Think I am gonna go with this ASRock board over the Asus , I need more SATA connections, as I will actually lose 2 with the M.2 drive. I won’t get a M.2 drive right away, as my MX300 SSD is still ok. I’ll wait for the M.2 1TB drives to drop in price. :)

http://www.hardwarecanucks.com/forum/hardware-canucks-reviews/74165-asrock-fatal1ty-z270-gaming-k6-motherboard-review.html

Here is my cart over at EGG. Figure I’ll order it all monday, then work on it next weekend.

Wish they would have found a way to keep all the SATA ports working when using M.2 slots. :|


#74

Pardon my ignorance, but why would you be using SATA ports for m.2 instead of pci?


#75

Don’t know if all motherboards do it, but some of the ones i’ve been looking at say that one, or more, of the M.2 slots share bandwidth with a sata port, so using it will be disable that port.


#76

Ah, ok. guess that makes sense.


#77

There are two kinds of M.2 drives: Some use as SATA transfer mechanism, and some use PCI-E. The MX300, for instance, is SATA, while the Samsung 960 is PCI-E.

Either one can result in having to disable SATA ports, though.
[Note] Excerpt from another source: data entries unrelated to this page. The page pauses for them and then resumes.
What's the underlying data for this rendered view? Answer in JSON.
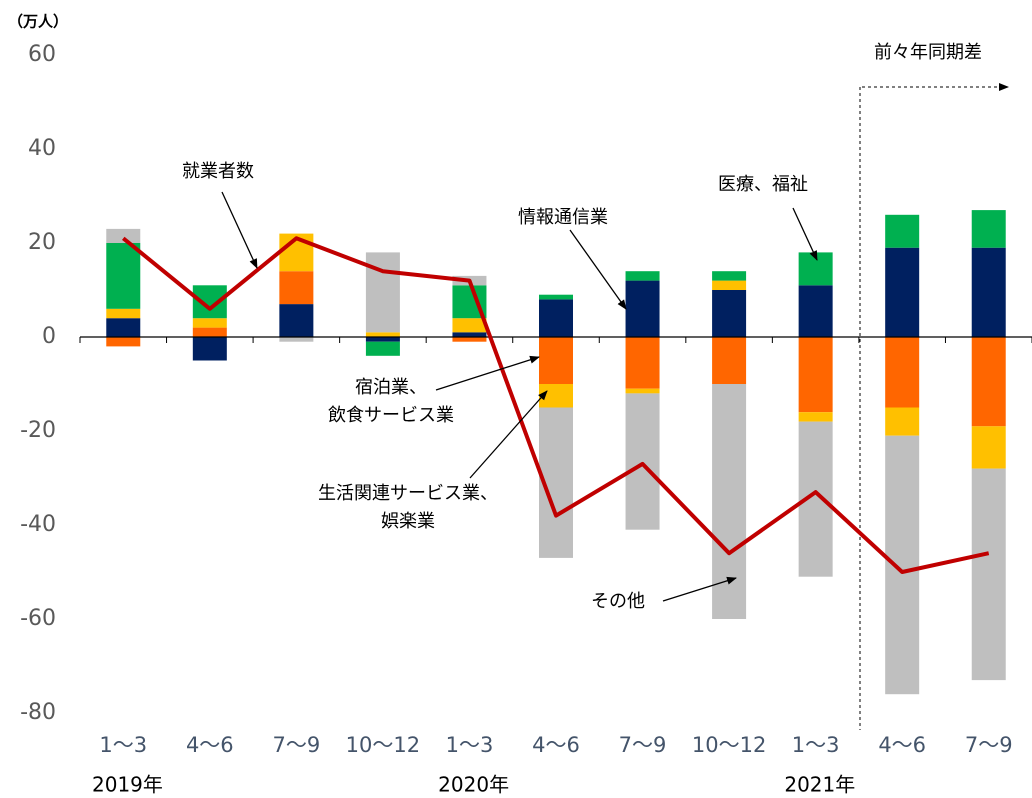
{
  "chart_data": {
    "type": "bar",
    "stacked": true,
    "y_label": "（万人）",
    "annotation": "前々年同期差",
    "categories": [
      "1～3",
      "4～6",
      "7～9",
      "10～12",
      "1～3",
      "4～6",
      "7～9",
      "10～12",
      "1～3",
      "4～6",
      "7～9"
    ],
    "x_groups": [
      "2019年",
      null,
      null,
      null,
      "2020年",
      null,
      null,
      null,
      "2021年",
      null,
      null
    ],
    "ylim": [
      -80,
      60
    ],
    "yticks": [
      -80,
      -60,
      -40,
      -20,
      0,
      20,
      40,
      60
    ],
    "series": [
      {
        "name": "情報通信業",
        "color": "#002060",
        "values": [
          4,
          -5,
          7,
          -1,
          1,
          8,
          12,
          10,
          11,
          19,
          19
        ]
      },
      {
        "name": "宿泊業、\n飲食サービス業",
        "color": "#ff6600",
        "values": [
          -2,
          2,
          7,
          0,
          -1,
          -10,
          -11,
          -10,
          -16,
          -15,
          -19
        ]
      },
      {
        "name": "生活関連サービス業、\n娯楽業",
        "color": "#ffc000",
        "values": [
          2,
          2,
          8,
          1,
          3,
          -5,
          -1,
          2,
          -2,
          -6,
          -9
        ]
      },
      {
        "name": "医療、福祉",
        "color": "#00b050",
        "values": [
          14,
          7,
          0,
          -3,
          7,
          1,
          2,
          2,
          7,
          7,
          8
        ]
      },
      {
        "name": "その他",
        "color": "#bfbfbf",
        "values": [
          3,
          0,
          -1,
          17,
          2,
          -32,
          -29,
          -50,
          -33,
          -55,
          -45
        ]
      },
      {
        "name": "就業者数",
        "type": "line",
        "color": "#c00000",
        "values": [
          21,
          6,
          21,
          14,
          12,
          -38,
          -27,
          -46,
          -33,
          -50,
          -46
        ]
      }
    ]
  }
}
On the Strix Z270E, if you use a PCI-E M.2 drive in the second of two slots you either have to run it in X2 mode, or disable SATA 5 and 6 ports to use it in full-bandwidth X4 mode.


#78

None of that really matters unless you’re editing 4k video or some other application that benefits from very high sequential transfer speeds.

When I upgraded my computer I couldn’t tell the difference going from SATA2 to 3, and that was a straight-up doubling from 375 MB/sec to 750 MB/sec. Desktop and even most gaming performance is sensitive to random access speed, not sequential.


#79

Made a few changes, a better mobo with 10 sata ports! And a cooler with a higher CFM fan. Changed the memory to 16-16-16-36 timing 3200 speed G.SKILL. and its cheaper than the corsair brand! Newegg should have it all here by Wednesday.

So quick question, will I have to do a clean install of Win 10? Or can I fudge it and just plug in my existing Win10 ssd, use a Win10 boot usb drive to repair the install and find all the new hardware then re-register with MS?

Last time I tried a lazy install , I ended up formatting my entire PC. But that was with Win7, I am sure its a smoother process now with Win 10 , right?

Watched a few CPU benchmark videos, seems the CPU /RAM / MOBO upgrade will be a 25-30% bump in overall speed , going from my i7-2600k (it won’t stay stable at 4+ghz anymore).


#80

You should be able to go without a complete reinstall, if you really want to. I wouldn’t recommend it though.